Une mauvaise anthologie en tant que telle, mais une curiosité pour qui cherche des sources littéraires sur le jeu et ses dérivés.

Les plus beaux textes sur les jeux, la chance et le hasard de Marie Letourneur et Pierre Jacques, Le Cherche Midi 1982, 157 pages, épuisé.

vendredi 9 mai 2008

L'élite artiste : excellence et singularité en régime démocratique

Pour lever tout malentendu, je ne prétends pas faire la critique du livre de Nathalie Heinich, mais du postulat de son ouvrage reposant sur une analyse sociologique de la fiction. Postulat d’autant plus intéressant que le principe même de faire une étude scientifique de la fiction semble, encore aujourd’hui, choquer, comme si la fiction ne se construisait pas, elle aussi, à partir du réel. Elle n’est pourtant ni la première ni la seule à envisager l’étude de la fiction, ou d’un motif littéraire, comme source de connaissance. Bien sûr il ne s’agit moins d’y lire au premier degré ce qui est raconté que d’y déceler en filigrane ce qui a inconsciemment glissé son auteur :

C’est que la fiction donne un accès privilégié aux représentations et aux valeurs de sens commun. A condition de l’utiliser avec les précautions méthodologiques nécessaires, elle constitue un outil privilégié pour une sociologie compréhensive des représentations et des valeurs qui, à l’opposé d’une sociologie critique des illusions, considère ce qui relève de l’imaginaire et du symbolique comme un objet tout aussi légitime que les faits relevant du réel.
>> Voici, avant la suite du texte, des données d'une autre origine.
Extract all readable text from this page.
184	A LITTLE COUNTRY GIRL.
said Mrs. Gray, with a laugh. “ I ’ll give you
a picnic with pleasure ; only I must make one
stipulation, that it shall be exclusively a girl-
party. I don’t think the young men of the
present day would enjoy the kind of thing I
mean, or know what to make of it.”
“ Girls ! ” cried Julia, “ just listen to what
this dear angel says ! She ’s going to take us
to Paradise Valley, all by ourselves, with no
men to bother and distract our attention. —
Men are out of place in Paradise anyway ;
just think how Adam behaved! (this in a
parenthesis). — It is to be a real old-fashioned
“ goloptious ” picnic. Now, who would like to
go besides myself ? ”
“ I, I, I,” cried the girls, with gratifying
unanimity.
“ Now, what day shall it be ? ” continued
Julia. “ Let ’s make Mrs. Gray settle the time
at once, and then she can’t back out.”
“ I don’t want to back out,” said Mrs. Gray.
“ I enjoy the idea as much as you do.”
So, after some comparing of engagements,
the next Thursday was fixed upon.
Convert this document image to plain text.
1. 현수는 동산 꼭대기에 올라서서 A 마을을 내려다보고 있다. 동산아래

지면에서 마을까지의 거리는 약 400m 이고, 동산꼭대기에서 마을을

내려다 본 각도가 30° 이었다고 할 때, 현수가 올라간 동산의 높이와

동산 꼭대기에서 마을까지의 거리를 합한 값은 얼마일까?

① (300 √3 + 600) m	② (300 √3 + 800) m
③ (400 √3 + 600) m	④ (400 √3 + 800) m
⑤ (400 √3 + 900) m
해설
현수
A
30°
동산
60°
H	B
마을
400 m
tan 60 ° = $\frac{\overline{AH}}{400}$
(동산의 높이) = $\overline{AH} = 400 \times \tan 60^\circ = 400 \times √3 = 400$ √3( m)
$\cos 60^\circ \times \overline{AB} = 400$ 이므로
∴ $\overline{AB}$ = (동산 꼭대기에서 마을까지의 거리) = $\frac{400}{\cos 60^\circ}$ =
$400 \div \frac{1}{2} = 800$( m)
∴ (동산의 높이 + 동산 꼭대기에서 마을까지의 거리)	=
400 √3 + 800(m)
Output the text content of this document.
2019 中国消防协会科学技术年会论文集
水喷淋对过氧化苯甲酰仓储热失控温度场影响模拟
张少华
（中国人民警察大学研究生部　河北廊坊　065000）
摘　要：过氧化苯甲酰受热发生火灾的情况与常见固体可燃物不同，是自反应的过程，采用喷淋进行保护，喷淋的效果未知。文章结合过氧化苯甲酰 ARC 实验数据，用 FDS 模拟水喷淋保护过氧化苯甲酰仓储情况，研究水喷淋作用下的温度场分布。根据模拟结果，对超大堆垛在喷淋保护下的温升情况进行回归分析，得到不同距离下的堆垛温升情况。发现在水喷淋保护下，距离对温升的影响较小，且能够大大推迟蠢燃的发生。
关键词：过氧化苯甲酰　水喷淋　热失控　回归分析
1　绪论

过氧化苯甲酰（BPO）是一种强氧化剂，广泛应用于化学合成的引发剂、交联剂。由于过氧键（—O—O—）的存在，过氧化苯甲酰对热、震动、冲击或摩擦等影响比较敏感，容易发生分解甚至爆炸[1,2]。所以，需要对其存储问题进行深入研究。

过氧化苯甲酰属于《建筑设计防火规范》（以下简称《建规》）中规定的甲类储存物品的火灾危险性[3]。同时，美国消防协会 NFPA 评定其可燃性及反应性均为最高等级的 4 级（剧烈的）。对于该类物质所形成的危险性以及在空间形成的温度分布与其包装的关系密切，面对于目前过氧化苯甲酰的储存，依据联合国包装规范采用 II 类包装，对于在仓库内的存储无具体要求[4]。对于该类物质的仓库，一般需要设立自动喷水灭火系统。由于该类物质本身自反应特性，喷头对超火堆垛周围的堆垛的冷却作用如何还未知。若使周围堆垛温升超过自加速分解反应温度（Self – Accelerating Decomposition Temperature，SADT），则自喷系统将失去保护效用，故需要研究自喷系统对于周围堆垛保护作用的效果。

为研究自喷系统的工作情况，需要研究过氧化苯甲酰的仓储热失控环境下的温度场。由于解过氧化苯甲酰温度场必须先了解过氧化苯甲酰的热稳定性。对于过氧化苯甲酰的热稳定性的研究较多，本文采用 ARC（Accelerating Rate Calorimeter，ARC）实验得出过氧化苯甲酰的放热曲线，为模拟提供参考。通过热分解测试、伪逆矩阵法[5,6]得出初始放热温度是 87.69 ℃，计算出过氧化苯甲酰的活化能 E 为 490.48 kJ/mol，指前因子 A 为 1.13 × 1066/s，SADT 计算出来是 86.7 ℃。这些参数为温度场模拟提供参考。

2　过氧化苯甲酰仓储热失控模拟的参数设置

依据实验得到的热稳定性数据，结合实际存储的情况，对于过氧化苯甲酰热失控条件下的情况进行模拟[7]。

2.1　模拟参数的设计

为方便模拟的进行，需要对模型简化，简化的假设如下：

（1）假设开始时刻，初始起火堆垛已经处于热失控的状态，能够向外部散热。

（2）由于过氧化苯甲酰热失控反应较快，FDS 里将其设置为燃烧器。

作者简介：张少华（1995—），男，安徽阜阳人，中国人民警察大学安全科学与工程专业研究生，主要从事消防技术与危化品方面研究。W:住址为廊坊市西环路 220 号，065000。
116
Encore faut-il pour cela les appréhender de façon purement descriptive et analytique, à l’exclusion de toute normativité, de tout jugement de valeur, de toute volonté consciente ou inconsciente de défendre ou de critiquer les positions des acteurs.” (p. 23-24).

En effet, si un écrivain dépeint une situation, il le fait en s’astreignant au vraisemblable, afin de ne pas contrevenir à la “suspension de l’incrédulité”, condition de l’illusion fictionnelle. Ce faisant, l’écrivain obéit à un ensemble de conventions et codes inconscients qui sont le reflet de valeurs et de représentations collectives qui vont lui permettre de toucher son lecteur à travers des lieux communs, au sens propre, autrement dit des signes de reconnaissance - un univers familier - qui établissent une connivence avec le lecteur. De ce point de vue il a donc bien une “normativité” du symbole puisqu’il s’adresse à l’inconscient collectif.

Ce livre risquera de décevoir aussi les lecteurs qui s’intéresseraient exclusivement aux représentations savantes, aux concepts philosophiques, aux penseurs : ce ne sont pas les théories du statut d’artiste ou de la création qui retiendront ou de la création qui retiendront principalement notre attention, dans la tradition de l’histoire des idées, mais l’expérience ordinaire et les valeurs de sens commun. C’est pourquoi seront mis avant tout à contribution les fictions (romans, nouvelles, pièces de théâtre...).” (p. 12)

Si l’on admet l’approche intellectuelle - savants, philosophes, penseurs - comme allant de soi, alors il faut reconnaître que l’approche sensitive complémentaire dévoile forcément ce que l’esprit à plus de mal à appréhender : l’ordinaire et le commun (au sens de collectif). Si nous, lecteurs, parvenons à investir une oeuvre de fiction, c’est que nous nous y reconnaissons suffisamment pour que nous puissions donner vie aux personnages et à l’univers de papier, pré-requis à notre immersion. Dès lors la fiction cristallise l’évidence (“ce qui est immédiatement perçu par les sens”), au sens propre de cavité, un canevas de références qui permet à l’écrivain d’y broder la trame de son intrigue et d’y faire passer un message singulier.

La démarche de Nathalie Heinich ne semblant pas aller de soi, elle n’en est que plus pertinente... sans être pour autant élitiste.

Nathalie Heinich, L’élite artiste : excellence et singularité en régime démocratique, Gallimard 2005, pp. 11-24, 25 €.